| Author here. For a perfect drop-in replacement of std::lower_bound, the best you can do without breaking anything is to make the search branchless and maybe add some prefetching [1]. Some compilers actually try to implement std::lower_bound this way, but these things can sometimes break from version to version because there are no semantics to reliably make compiler use predication instead of branching. Your intuitions are very much correct: you can get rid of pointers in a B-tree and make it static and implicit and fast, especially if you use SIMD to search for the lower bound within a node [2], but it would technically not be a replacement to std::lower_bound as we need to build an additional structure (even though it's very hard to imagine a scenario where you obtain a sorted array but can’t afford to spend linear time on preprocessing). C++23 has since added std::flat_set, which seems to be an appropriate place to implement it (in the article I compared against std::lower_bound because neither I nor the vast majority of the readers knew what std::flat_set was).
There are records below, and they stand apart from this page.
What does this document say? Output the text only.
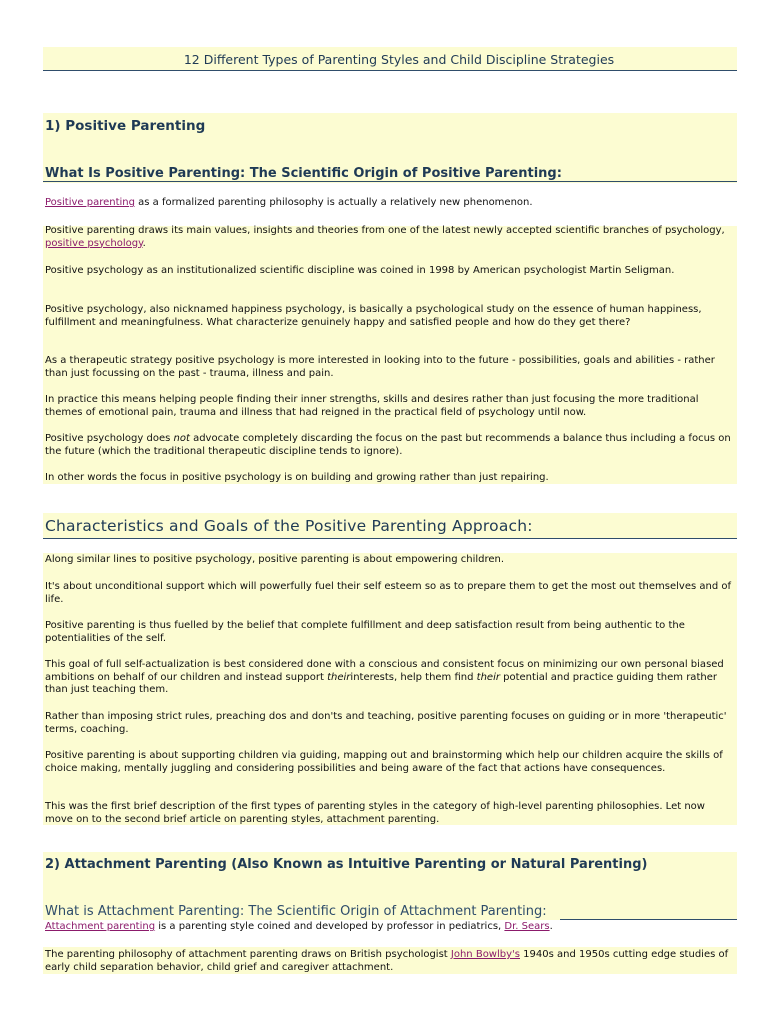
12 Different Types of Parenting Styles and Child Discipline Strategies
1) Positive Parenting
What Is Positive Parenting: The Scientific Origin of Positive Parenting:

Positive parenting as a formalized parenting philosophy is actually a relatively new phenomenon.

Positive parenting draws its main values, insights and theories from one of the latest newly accepted scientific branches of psychology, positive psychology.

Positive psychology as an institutionalized scientific discipline was coined in 1998 by American psychologist Martin Seligman.

Positive psychology, also nicknamed happiness psychology, is basically a psychological study on the essence of human happiness, fulfillment and meaningfulness. What characterize genuinely happy and satisfied people and how do they get there?

As a therapeutic strategy positive psychology is more interested in looking into to the future - possibilities, goals and abilities - rather than just focussing on the past - trauma, illness and pain.

In practice this means helping people finding their inner strengths, skills and desires rather than just focusing the more traditional themes of emotional pain, trauma and illness that had reigned in the practical field of psychology until now.

Positive psychology does not advocate completely discarding the focus on the past but recommends a balance thus including a focus on the future (which the traditional therapeutic discipline tends to ignore).

In other words the focus in positive psychology is on building and growing rather than just repairing.

Characteristics and Goals of the Positive Parenting Approach:

Along similar lines to positive psychology, positive parenting is about empowering children.

It's about unconditional support which will powerfully fuel their self esteem so as to prepare them to get the most out themselves and of life.

Positive parenting is thus fuelled by the belief that complete fulfillment and deep satisfaction result from being authentic to the potentialities of the self.

This goal of full self-actualization is best considered done with a conscious and consistent focus on minimizing our own personal biased ambitions on behalf of our children and instead support theirinterests, help them find their potential and practice guiding them rather than just teaching them.

Rather than imposing strict rules, preaching dos and don'ts and teaching, positive parenting focuses on guiding or in more 'therapeutic' terms, coaching.

Positive parenting is about supporting children via guiding, mapping out and brainstorming which help our children acquire the skills of choice making, mentally juggling and considering possibilities and being aware of the fact that actions have consequences.

This was the first brief description of the first types of parenting styles in the category of high-level parenting philosophies. Let now move on to the second brief article on parenting styles, attachment parenting.

2) Attachment Parenting (Also Known as Intuitive Parenting or Natural Parenting)
What is Attachment Parenting: The Scientific Origin of Attachment Parenting:

Attachment parenting is a parenting style coined and developed by professor in pediatrics, Dr. Sears.

The parenting philosophy of attachment parenting draws on British psychologist John Bowlby's 1940s and 1950s cutting edge studies of early child separation behavior, child grief and caregiver attachment.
You can also add pointers back to support insertion and deletion with a moderate penalty to performance [3], but this dynamic B-tree is also technically not a replacement to std::set because of the extra pointer invalidations when a node merges or splits (even though in most cases you don't need pointer stability). You can fix it by, e.g., storing separate pairs of pointers so that each iterator knows where its key is in the tree and vice versa. That would add some overhead (especially in terms of memory) but make it compliant with the standard and still quite a bit faster and lighter than std::set. The three articles combined are like 50 pages long so for a tl;dr version you might be interested in a talk I did at CppCon [4]. You can also extend the trick for heaps, ropes, segment trees, and other tree-like structures. There is a lot of work to be done here. [1] https://en.algorithmica.org/hpc/data-structures/binary-searc... [2] https://en.algorithmica.org/hpc/data-structures/s-tree/ [3] https://en.algorithmica.org/hpc/data-structures/b-tree/ [4] https://www.youtube.com/watch?v=1RIPMQQRBWk |
> For a perfect drop-in replacement of std::lower_bound, the best you can do without breaking anything is to make the search branchless and maybe add some prefetching [1]. Some compilers actually try to implement std::lower_bound this way, but these things can sometimes break from version to version because there are no semantics to reliably make compiler use predication instead of branching.
What's imperfect about a radix-4 (or higher) search instead of a binary search for replacing std::lower_bound? For a radix-k search, you'll have k-1 fetches in flight before you decide which subarray to recurse on, and your dep chain will be log_2(k) times shorter.